In addition to storing scratch data and return addresses, the stack stores the local variables of functions: data they use for functionality that's not necessarily needed by other functions of a program.
In security situations where a hacker gets ``code execution'' inside a process, these variables are an open book: there is nothing preventing code in a process from reading data from all over the stack!
This challenge explores this concept.
Once again, you write a solve function that the challenge calls, but the challenge passes you no arguments.
Instead, the challenge's caller function has stored the flag in its own local variables before calling you.
You have to reach over into the caller's "frame" (what we call the part of the stack including a function's local variables and the saved return address to which it will return) and grab those bytes.
Wait, what?
Let's walk through why this is possible.
In this challenge, the main function calls the caller functionm, which then calls your solve function.
Right before the challenge's caller function executed call solve, the stack looked like this:
[smaller addresses]
+───────────────────────────────────+ ◀── rsp, immediately before `call solve`
│ caller's local region │
│ ... your flag is in here ... │
+───────────────────────────────────+
│ caller's saved rbp │
+───────────────────────────────────+
│ return address (back to main) │
+───────────────────────────────────+
│ ... main's frame ... │
+───────────────────────────────────+
[larger addresses]
The call solve instruction does two things:
- Pushes the return address onto the stack (8 bytes). Pushing decrements
rsp, so the return address ends up at a smaller address than what was already on the stack.
- Jumps to your code.
That first step is critical: the stack grows backwards from what you might expect.
pop actually adds 8 to rsp, and push subtracts 8.
This is counter-intuitive and is a concept that often confuses learners.
If you think of the stack as a page that is 8 bytes wide, you would start writing in this page at the very bottom, and move one line upwards on the page every time you push.
In other words, say, pop rdi is equivalent to mov rdi, [rsp]; add rsp, 8 and push rdi is equivalent to mov [rsp], rdi; sub rsp, 8.
Note that this makes talking about the stack without confusion borderline impossible.
For example, people with a math background tend to thing of a coordinate of 0 as being on the bottom or the left of a page, whereas people with a video game or web development background tend to think of 0 as being on the top or the left.
This leads to massive confusion about the definition of "higher address", "lower address", and so on.
Everyone has different ways of dealing with this.
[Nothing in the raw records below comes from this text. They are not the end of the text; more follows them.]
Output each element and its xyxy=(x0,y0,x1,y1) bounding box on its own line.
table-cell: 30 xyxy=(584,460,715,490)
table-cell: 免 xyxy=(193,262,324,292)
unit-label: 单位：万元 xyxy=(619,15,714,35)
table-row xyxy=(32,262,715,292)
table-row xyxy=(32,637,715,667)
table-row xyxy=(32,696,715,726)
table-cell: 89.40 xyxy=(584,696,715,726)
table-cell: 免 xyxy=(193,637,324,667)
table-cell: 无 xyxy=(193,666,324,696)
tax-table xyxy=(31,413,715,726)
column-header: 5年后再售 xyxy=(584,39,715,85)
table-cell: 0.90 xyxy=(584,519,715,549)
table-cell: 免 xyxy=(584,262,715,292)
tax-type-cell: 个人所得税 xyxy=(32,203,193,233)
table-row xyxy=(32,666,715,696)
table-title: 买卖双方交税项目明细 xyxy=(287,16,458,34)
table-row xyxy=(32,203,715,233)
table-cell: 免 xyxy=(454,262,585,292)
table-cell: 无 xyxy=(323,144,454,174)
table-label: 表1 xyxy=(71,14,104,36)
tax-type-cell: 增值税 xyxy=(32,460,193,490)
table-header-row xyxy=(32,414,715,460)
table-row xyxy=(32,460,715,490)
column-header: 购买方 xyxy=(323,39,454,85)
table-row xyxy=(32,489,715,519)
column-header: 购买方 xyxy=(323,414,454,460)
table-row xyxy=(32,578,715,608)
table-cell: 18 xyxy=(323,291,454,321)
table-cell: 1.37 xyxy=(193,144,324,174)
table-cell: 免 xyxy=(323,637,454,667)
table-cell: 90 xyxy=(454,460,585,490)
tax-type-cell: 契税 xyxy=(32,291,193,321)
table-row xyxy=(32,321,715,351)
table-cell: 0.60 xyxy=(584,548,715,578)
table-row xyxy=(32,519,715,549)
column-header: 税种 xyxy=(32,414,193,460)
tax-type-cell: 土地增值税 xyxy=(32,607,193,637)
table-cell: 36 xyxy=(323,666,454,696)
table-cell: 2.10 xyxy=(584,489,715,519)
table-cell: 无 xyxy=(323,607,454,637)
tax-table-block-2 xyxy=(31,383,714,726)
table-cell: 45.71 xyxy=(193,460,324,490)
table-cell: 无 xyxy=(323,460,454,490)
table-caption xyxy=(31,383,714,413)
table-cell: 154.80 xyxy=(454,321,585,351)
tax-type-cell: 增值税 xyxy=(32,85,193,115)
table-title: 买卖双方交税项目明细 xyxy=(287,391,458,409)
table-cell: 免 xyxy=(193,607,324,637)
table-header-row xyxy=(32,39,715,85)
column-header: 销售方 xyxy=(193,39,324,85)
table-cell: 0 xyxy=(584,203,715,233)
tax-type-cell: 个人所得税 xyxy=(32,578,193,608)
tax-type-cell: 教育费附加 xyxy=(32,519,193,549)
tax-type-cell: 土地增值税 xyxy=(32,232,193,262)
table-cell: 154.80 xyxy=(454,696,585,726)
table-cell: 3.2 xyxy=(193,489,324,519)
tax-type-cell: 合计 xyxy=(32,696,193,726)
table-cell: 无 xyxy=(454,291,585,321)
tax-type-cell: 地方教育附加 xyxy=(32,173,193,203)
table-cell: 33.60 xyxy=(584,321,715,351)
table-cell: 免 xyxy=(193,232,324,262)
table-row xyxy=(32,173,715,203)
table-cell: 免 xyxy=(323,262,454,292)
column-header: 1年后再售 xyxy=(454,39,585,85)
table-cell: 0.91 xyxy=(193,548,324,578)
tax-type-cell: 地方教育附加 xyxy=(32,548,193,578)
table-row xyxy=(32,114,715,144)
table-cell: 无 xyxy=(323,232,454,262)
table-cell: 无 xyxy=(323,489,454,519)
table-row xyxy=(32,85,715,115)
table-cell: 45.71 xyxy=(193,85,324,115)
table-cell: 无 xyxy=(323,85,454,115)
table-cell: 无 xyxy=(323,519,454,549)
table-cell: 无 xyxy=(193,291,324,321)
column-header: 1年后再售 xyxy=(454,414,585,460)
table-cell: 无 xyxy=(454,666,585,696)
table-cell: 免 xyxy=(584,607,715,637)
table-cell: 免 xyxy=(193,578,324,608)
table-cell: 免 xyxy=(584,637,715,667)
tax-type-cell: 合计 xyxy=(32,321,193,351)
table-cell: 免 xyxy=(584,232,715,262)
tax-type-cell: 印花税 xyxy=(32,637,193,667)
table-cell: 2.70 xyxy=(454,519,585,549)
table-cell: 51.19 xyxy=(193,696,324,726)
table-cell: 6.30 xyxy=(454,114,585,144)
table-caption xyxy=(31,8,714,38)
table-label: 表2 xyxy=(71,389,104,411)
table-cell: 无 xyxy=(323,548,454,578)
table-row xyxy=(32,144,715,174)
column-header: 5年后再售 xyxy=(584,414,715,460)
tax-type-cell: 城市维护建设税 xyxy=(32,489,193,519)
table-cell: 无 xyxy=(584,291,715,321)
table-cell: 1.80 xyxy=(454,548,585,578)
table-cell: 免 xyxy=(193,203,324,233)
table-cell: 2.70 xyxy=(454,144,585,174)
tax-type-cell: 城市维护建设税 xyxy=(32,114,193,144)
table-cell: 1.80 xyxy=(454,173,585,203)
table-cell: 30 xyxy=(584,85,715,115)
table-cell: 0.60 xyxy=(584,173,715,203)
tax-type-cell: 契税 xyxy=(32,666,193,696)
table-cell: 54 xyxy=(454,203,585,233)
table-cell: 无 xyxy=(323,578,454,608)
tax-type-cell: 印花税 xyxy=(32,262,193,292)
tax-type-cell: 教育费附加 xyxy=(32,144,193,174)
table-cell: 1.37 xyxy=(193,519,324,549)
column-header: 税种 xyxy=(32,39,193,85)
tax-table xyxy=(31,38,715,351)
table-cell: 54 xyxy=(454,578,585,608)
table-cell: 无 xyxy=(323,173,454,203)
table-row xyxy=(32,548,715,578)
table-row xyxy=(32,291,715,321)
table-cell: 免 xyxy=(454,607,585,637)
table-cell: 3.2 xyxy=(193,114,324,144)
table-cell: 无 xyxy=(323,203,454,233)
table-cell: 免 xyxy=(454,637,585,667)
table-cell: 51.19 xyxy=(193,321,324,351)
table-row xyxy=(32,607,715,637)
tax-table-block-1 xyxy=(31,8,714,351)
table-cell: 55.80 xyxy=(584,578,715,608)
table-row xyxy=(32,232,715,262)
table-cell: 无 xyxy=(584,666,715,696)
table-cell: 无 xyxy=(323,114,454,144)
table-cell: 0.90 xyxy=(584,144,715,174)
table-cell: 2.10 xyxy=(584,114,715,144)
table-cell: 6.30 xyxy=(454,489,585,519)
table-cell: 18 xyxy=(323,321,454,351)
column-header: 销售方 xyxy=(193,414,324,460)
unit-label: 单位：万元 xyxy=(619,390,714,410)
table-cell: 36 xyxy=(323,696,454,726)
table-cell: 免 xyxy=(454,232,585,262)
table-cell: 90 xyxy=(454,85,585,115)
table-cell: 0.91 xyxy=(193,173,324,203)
In this document, because horizontal space is at a premium, we put diagrams from 0 (top) to 0xffffffff (bottom), but in everyday life when not restricted by horizontal space, we simply conceptualize memory from the "left" (0) to the "right" (0xffffffff).
Anyways, at the moment your solve starts running, the stack looks like this:
[smaller addresses, where rsp goes if you grow your own frame]
+───────────────────────────────────+
│ return address (back to caller) │ ◀── rsp points here
+───────────────────────────────────+
│ caller's stack frame │
│ ... your flag is in here ... │
+───────────────────────────────────+
│ return address (back to main) │
+───────────────────────────────────+
│ ... main's frame ... │
+───────────────────────────────────+
[larger addresses]
The caller's locals sit at larger addresses than your rsp --- below your rsp in the diagram. The data you want is somewhere in that region.
To find it, you index into memory with a positive offset from rsp.
If you go the other way --- negative offsets, at addresses smaller than rsp (above rsp in the diagram) --- you'll find unallocated stack space.
There's nothing useful for you up there (yet!).
When your solve starts running, the layout looks like this:
[rsp + 0x00] your return address (back into caller's code)
[rsp + 0x08] first byte of caller's local region
...
[rsp + 0x40] the flag (copied here by the caller)
...
[rsp + 0x110] caller's return address (back to main)
Your job: reach into the caller's frame, grab the flag at [rsp + 0x40], and write it to stdout (you already know how to issue a write syscall!).
Get it right, and your solve will print the flag for you!